According to Dr. John Gill, one of the UK’s leading experts in the field of disabilities, challenges for the disabled related to non-cash payments go way beyond issues with sight. The elderly, for example, not only begin to have challenges with vision, but their declining ability to handle abstract concepts, hand tremors and even an aversion to or fear of new technology means that payment innovations are largely avoided by this group especially if their individual needs are not built in from the beginning.
We posit that mobile devices are far better placed to enable cashless payment for those with a disability, but it’s clear that this will only be the case if considerable thought is put into the challenges from the outset. ‘Consistency of Interface’ (Dr. Gill’s primary interest), simplification of available technologies, and setting of individual preferences across all payment front-ends are pre-cursors to widespread adoption amongst the disabled.
Payment systems for those with a disability must be able to address the following or they will simply not be used:
- Consistency of Interface – Terminal manufacturers have some standards they need to apply to their devices, but constancy of interface is not one of them. Even as a sighted person, we can sometimes have issues with where to put the card, where the OK button is, how to apply a tip (or not) and so on. However, we CAN read the total; what are the options for those who can’t?
- Swiss Army Knife Approach – We love technology and innovation, yet most of us use only a fraction of the abilities of our phones. The elderly not only may use even less, they may even want to SEE less available. The drive is for more and more functionality, but nowhere is there an option for less, and until there is, adoption amongst the elderly may be limited.

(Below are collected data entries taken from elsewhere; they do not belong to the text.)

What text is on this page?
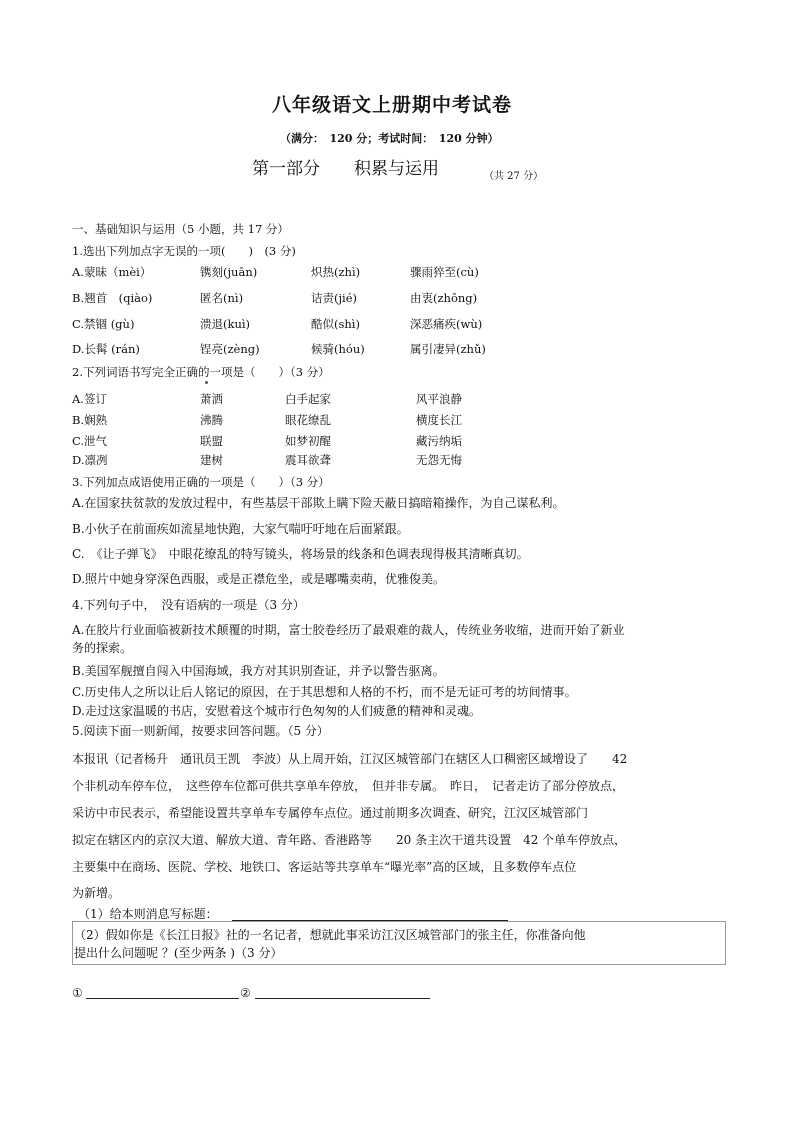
八年级语文上册期中考试卷
（满分：　120 分；考试时间：　120 分钟）
第一部分　　积累与运用	（共 27 分）
一、基础知识与运用（5 小题，共 17 分）
1.选出下列加点字无误的一项(　　)　(3 分)
A.蒙昧（mèi）	镌刻(juān)	炽热(zhì)	骤雨猝至(cù)
B.翘首　(qiào)	匿名(nì)	诘责(jié)	由衷(zhōng)
C.禁锢 (gù)	溃退(kuì)	酷似(shì)	深恶痛疾(wù)
D.长髯 (rán)	锃亮(zèng)	候骑(hóu)	属引凄异(zhǔ)
2.下列词语书写完全正确的一项是（　　）（3 分）
A.签订	萧洒	白手起家	风平浪静
B.娴熟	沸腾	眼花缭乱	横度长江
C.泄气	联盟	如梦初醒	藏污纳垢
D.凛冽	建树	震耳欲聋	无怨无悔
3.下列加点成语使用正确的一项是（　　）（3 分）
A.在国家扶贫款的发放过程中，有些基层干部欺上瞒下险天蔽日搞暗箱操作，为自己谋私利。
B.小伙子在前面疾如流星地快跑，大家气喘吁吁地在后面紧跟。
C.　《让子弹飞》　中眼花缭乱的特写镜头，将场景的线条和色调表现得极其清晰真切。
D.照片中她身穿深色西服，或是正襟危坐，或是嘟嘴卖萌，优雅俊美。
4.下列句子中，　没有语病的一项是（3 分）
A.在胶片行业面临被新技术颠覆的时期，富士胶卷经历了最艰难的裁人，传统业务收缩，进而开始了新业
务的探索。
B.美国军舰擅自闯入中国海域，我方对其识别查证，并予以警告驱离。
C.历史伟人之所以让后人铭记的原因，在于其思想和人格的不朽，而不是无证可考的坊间情事。
D.走过这家温暖的书店，安慰着这个城市行色匆匆的人们疲惫的精神和灵魂。
5.阅读下面一则新闻，按要求回答问题。（5 分）
本报讯（记者杨升　通讯员王凯　李波）从上周开始，江汉区城管部门在辖区人口稠密区域增设了　　42
个非机动车停车位，　这些停车位都可供共享单车停放，　但并非专属。　昨日，　记者走访了部分停放点，
采访中市民表示，希望能设置共享单车专属停车点位。通过前期多次调查、研究，江汉区城管部门
拟定在辖区内的京汉大道、解放大道、青年路、香港路等　　20 条主次干道共设置　42 个单车停放点，
主要集中在商场、医院、学校、地铁口、客运站等共享单车“曝光率”高的区域，且多数停车点位
为新增。
（1）给本则消息写标题：
（2）假如你是《长江日报》社的一名记者，想就此事采访江汉区城管部门的张主任，你准备向他
提出什么问题呢 ？(至少两条 )（3 分）
①	②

- Non-Reliance on Biometrics Alone – You just have to look at payment innovation to see that biometrics will be a major factor. This concept from MasterCard for example – MasterCard, Zwipe announce fingerprint-sensor card. But what about those with injuries and mobility issues?

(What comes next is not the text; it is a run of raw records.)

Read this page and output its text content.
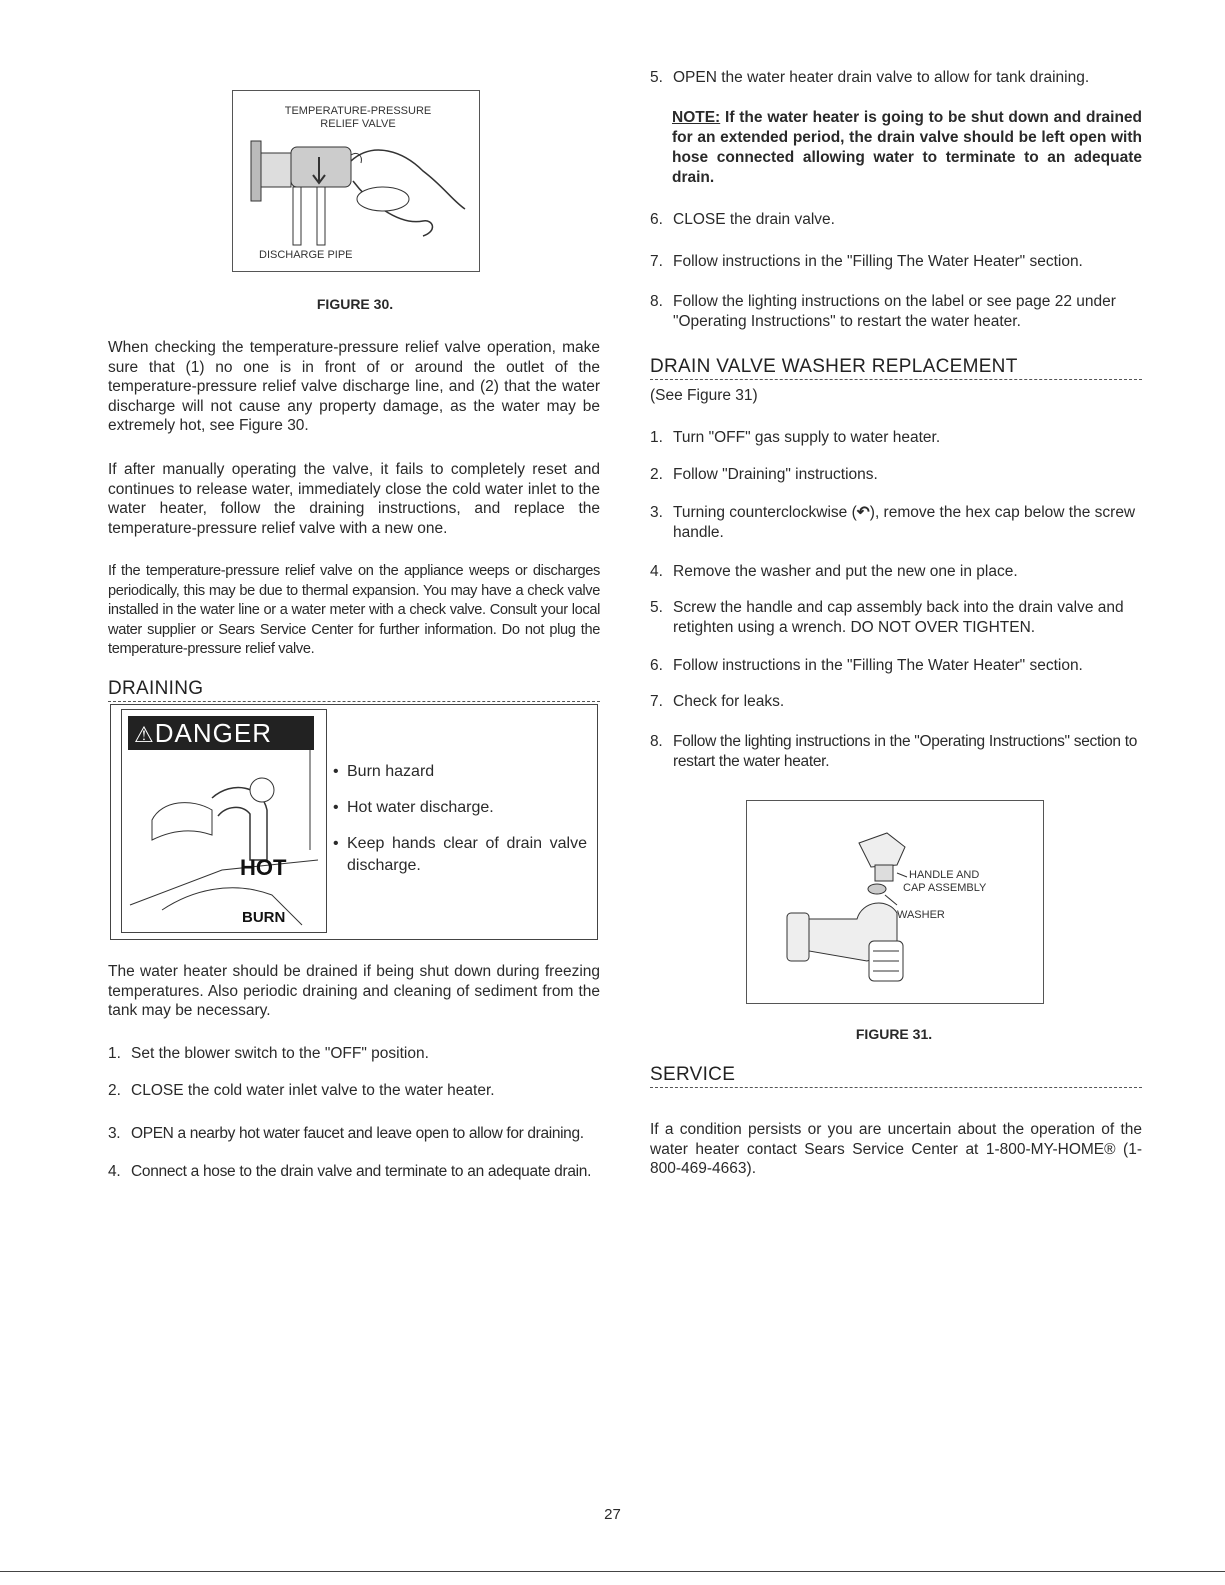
TEMPERATURE-PRESSURE
RELIEF VALVE
DISCHARGE PIPE
FIGURE 30.
When checking the temperature-pressure relief valve operation, make sure that (1) no one is in front of or around the outlet of the temperature-pressure relief valve discharge line, and (2) that the water discharge will not cause any property damage, as the water may be extremely hot, see Figure 30.
If after manually operating the valve, it fails to completely reset and continues to release water, immediately close the cold water inlet to the water heater, follow the draining instructions, and replace the temperature-pressure relief valve with a new one.
If the temperature-pressure relief valve on the appliance weeps or discharges periodically, this may be due to thermal expansion. You may have a check valve installed in the water line or a water meter with a check valve. Consult your local water supplier or Sears Service Center for further information. Do not plug the temperature-pressure relief valve.
DRAINING
⚠DANGER
HOT
BURN
• Burn hazard
• Hot water discharge.
• Keep hands clear of drain valve discharge.
The water heater should be drained if being shut down during freezing temperatures. Also periodic draining and cleaning of sediment from the tank may be necessary.
1. Set the blower switch to the "OFF" position.
2. CLOSE the cold water inlet valve to the water heater.
3. OPEN a nearby hot water faucet and leave open to allow for draining.
4. Connect a hose to the drain valve and terminate to an adequate drain.
5. OPEN the water heater drain valve to allow for tank draining.
NOTE: If the water heater is going to be shut down and drained for an extended period, the drain valve should be left open with hose connected allowing water to terminate to an adequate drain.
6. CLOSE the drain valve.
7. Follow instructions in the "Filling The Water Heater" section.
8. Follow the lighting instructions on the label or see page 22 under "Operating Instructions" to restart the water heater.
DRAIN VALVE WASHER REPLACEMENT
(See Figure 31)
1. Turn "OFF" gas supply to water heater.
2. Follow "Draining" instructions.
3. Turning counterclockwise (↶), remove the hex cap below the screw handle.
4. Remove the washer and put the new one in place.
5. Screw the handle and cap assembly back into the drain valve and retighten using a wrench. DO NOT OVER TIGHTEN.
6. Follow instructions in the "Filling The Water Heater" section.
7. Check for leaks.
8. Follow the lighting instructions in the "Operating Instructions" section to restart the water heater.
HANDLE AND
CAP ASSEMBLY
WASHER
FIGURE 31.
SERVICE
If a condition persists or you are uncertain about the operation of the water heater contact Sears Service Center at 1-800-MY-HOME® (1-800-469-4663).
27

- Size of Keypad – Something as simple as this can result in the avoidance of non-cash payments. Combine a small PIN pad with low contrast fonts and you may have just lost a payment.
Clearly we are only scratching the surface here, and while there is no solution that will ever make everyone happy, there is a LOT more that can be done to make life easier for the disabled. Mobile devices are not perfect, but they represent a considerable advantage over current payment technologies in terms of adapting preferences to an individual, with or without disabilities.
All we need is the attention this deserves.